We are a small company, only 5 employees and rotating interns. Our office is set up in a contemporary fashion, no cubicles; an open format. It’s open not by design, rather by the constraints of our physical space. However, what I found was working close proximity invites a transparent atmosphere; which is probably why larger companies are embracing that model. Think about it, walls offer privacy, but they also keep us in our own world. Removing walls allows us to see, hear and experience what our team experiences; we are starting from a shared perspective when tackling team challenges. "Close quarters" also provide us access to more information, see all experience operational issues in real time, we hear and see the frustrations of our team members, our proximity allows for quickly interjecting a comment or sharing a needed laugh. 

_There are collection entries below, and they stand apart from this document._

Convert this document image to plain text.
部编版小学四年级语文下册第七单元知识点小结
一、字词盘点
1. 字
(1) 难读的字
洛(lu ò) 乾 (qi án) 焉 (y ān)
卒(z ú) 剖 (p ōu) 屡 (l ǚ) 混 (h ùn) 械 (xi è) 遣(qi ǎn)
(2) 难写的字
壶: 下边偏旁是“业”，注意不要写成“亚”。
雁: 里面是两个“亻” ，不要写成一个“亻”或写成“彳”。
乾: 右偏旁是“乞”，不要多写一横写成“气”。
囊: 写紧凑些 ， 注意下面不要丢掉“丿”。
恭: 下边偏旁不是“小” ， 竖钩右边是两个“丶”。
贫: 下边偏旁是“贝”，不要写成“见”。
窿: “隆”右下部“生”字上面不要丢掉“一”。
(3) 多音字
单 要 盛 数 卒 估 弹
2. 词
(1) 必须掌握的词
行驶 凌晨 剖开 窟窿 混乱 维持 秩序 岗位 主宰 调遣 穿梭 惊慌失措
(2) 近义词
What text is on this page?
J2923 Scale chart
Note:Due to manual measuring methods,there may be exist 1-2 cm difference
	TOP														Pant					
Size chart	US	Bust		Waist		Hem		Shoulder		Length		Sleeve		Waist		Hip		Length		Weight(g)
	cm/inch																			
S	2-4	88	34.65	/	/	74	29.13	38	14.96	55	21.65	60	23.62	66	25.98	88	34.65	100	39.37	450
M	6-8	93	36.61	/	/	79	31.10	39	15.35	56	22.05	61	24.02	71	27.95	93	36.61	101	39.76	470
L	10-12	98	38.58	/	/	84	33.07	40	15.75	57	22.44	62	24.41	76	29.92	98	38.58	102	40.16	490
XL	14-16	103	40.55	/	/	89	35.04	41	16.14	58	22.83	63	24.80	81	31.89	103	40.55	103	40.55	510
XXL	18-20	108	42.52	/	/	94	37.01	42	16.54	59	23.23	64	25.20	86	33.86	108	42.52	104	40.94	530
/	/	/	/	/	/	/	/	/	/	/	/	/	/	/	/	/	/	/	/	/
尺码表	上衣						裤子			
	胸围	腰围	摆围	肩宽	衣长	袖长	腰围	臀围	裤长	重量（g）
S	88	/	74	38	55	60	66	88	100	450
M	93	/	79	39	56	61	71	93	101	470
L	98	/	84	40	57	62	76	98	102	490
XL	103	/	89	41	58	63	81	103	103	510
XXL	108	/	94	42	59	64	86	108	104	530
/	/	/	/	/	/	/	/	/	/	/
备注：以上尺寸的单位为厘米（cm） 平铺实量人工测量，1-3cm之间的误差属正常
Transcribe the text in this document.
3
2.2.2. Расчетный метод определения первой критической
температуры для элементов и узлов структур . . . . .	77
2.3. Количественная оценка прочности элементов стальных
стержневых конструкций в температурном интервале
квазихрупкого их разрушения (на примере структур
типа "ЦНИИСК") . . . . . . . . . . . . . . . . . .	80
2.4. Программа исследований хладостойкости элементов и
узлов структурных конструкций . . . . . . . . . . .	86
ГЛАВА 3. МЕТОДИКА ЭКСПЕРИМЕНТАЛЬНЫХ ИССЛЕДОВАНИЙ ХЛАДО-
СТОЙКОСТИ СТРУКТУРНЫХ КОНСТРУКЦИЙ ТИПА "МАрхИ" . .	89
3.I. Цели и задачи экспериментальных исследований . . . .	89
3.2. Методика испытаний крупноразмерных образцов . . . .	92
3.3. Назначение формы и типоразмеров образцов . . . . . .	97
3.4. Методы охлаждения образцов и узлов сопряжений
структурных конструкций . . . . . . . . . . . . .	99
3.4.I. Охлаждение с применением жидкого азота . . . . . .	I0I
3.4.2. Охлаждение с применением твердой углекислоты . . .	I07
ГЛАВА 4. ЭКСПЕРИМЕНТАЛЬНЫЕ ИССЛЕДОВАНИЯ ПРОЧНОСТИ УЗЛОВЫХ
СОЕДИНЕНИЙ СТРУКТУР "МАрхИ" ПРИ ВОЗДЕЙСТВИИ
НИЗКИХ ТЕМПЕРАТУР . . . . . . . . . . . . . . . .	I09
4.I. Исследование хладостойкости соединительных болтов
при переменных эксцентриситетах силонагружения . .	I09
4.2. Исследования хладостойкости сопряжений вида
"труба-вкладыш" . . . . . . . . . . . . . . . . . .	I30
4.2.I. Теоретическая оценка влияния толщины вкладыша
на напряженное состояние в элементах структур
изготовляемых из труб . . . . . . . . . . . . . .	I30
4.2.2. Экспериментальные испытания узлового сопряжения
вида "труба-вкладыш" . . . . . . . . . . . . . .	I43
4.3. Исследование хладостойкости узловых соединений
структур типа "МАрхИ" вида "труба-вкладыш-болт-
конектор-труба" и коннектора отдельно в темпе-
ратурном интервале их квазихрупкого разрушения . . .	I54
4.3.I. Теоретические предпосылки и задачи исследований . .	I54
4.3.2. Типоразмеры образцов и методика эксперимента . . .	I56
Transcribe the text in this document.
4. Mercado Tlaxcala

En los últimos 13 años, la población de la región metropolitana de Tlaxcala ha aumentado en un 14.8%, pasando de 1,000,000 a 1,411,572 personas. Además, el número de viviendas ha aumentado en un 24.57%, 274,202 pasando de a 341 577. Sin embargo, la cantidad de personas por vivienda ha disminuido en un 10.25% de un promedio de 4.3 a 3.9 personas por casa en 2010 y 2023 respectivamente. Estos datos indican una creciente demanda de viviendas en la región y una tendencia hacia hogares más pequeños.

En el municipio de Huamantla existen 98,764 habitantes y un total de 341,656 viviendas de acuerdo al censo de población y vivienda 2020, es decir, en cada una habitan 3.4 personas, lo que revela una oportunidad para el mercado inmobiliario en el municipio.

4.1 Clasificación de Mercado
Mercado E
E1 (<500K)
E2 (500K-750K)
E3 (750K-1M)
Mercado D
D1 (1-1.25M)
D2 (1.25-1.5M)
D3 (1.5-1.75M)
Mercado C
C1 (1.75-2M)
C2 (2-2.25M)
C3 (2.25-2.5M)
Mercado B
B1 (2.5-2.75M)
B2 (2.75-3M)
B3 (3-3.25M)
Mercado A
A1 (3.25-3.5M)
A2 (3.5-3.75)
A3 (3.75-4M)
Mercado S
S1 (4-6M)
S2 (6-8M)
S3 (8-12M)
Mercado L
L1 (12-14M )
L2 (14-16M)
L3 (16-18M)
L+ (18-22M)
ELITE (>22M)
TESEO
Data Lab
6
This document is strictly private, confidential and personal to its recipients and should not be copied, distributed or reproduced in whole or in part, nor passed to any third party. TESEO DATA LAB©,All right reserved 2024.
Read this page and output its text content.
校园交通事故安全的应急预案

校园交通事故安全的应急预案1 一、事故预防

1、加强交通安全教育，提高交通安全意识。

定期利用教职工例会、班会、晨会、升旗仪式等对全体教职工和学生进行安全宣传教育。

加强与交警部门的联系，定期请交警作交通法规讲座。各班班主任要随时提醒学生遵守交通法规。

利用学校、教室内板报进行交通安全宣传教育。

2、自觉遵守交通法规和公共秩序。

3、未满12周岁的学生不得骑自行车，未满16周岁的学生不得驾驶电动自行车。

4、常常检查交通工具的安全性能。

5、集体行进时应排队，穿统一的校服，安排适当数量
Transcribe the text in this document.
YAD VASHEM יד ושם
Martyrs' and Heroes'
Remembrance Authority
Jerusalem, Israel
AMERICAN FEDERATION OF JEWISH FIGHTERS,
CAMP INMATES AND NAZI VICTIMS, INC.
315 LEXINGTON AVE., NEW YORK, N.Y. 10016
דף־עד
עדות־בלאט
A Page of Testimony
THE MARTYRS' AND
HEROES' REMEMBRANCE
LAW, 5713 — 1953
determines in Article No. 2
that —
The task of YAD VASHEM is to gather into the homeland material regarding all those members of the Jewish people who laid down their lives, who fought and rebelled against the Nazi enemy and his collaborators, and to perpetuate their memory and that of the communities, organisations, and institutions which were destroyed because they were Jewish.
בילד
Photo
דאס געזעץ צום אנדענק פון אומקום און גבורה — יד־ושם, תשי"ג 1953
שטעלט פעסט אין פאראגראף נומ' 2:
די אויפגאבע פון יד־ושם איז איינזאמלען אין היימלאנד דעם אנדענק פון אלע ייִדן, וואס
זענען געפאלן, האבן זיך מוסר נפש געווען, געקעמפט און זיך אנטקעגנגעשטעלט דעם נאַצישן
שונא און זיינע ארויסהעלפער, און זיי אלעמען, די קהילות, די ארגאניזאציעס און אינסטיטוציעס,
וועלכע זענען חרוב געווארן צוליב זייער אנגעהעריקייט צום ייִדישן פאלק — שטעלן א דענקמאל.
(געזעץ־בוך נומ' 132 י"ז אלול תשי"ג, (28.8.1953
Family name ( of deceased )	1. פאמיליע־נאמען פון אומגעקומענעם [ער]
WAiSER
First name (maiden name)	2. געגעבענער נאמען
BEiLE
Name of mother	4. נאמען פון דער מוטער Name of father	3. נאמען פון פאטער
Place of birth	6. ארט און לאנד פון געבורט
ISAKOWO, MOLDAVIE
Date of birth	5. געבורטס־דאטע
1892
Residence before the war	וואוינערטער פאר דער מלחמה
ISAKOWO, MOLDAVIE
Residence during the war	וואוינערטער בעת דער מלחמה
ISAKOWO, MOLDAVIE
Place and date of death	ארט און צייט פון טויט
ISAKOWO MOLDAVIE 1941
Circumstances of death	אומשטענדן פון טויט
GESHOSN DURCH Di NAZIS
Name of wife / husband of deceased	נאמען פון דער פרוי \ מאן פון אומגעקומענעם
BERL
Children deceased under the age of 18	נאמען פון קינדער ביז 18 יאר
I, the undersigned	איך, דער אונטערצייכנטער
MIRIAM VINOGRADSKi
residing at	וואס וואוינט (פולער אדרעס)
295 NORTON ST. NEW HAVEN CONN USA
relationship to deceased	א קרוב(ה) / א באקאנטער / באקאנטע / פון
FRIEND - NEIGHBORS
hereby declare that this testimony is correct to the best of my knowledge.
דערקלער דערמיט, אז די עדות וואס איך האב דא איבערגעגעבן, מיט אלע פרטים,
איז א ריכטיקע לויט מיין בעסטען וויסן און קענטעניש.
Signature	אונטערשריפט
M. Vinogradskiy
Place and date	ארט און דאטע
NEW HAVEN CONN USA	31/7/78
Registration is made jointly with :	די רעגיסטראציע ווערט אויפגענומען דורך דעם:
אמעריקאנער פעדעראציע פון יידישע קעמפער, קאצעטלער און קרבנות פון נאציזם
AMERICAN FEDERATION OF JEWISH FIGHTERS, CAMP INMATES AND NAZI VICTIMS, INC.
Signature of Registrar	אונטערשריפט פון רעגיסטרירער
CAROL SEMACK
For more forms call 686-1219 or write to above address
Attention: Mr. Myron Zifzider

As a one who likes to push boundaries, I’ve found that close quarters create an environment that:

  • Invites feedback from your team

  • Makes business obstacles a shared challenge 

  • Defines what’s needed for growth or changing operational systems or client management

I’ve also learned that an effective leader must paint the picture for the team, reward initiative in the workplace, make it safe to ask questions or fail, share their own vulnerabilities with the team and project their vision from 30,000 feet; accountability and ownership will naturally occur. Being an entrepreneur is more than owning a business, it’s creating your own mission and supporting the systems that support your team. Your team in turn helps guide, amplify and project the “why” behind your company to your target markets. Developing an entrepreneurial mindset is a “monkey see, monkey do” proposition. Making it safe to breaking the rules allows team members to contribute their talents and voice rather than becoming disengaged, desperate and doubtful. 

Ready to break some rules?!

                                               I love that bird!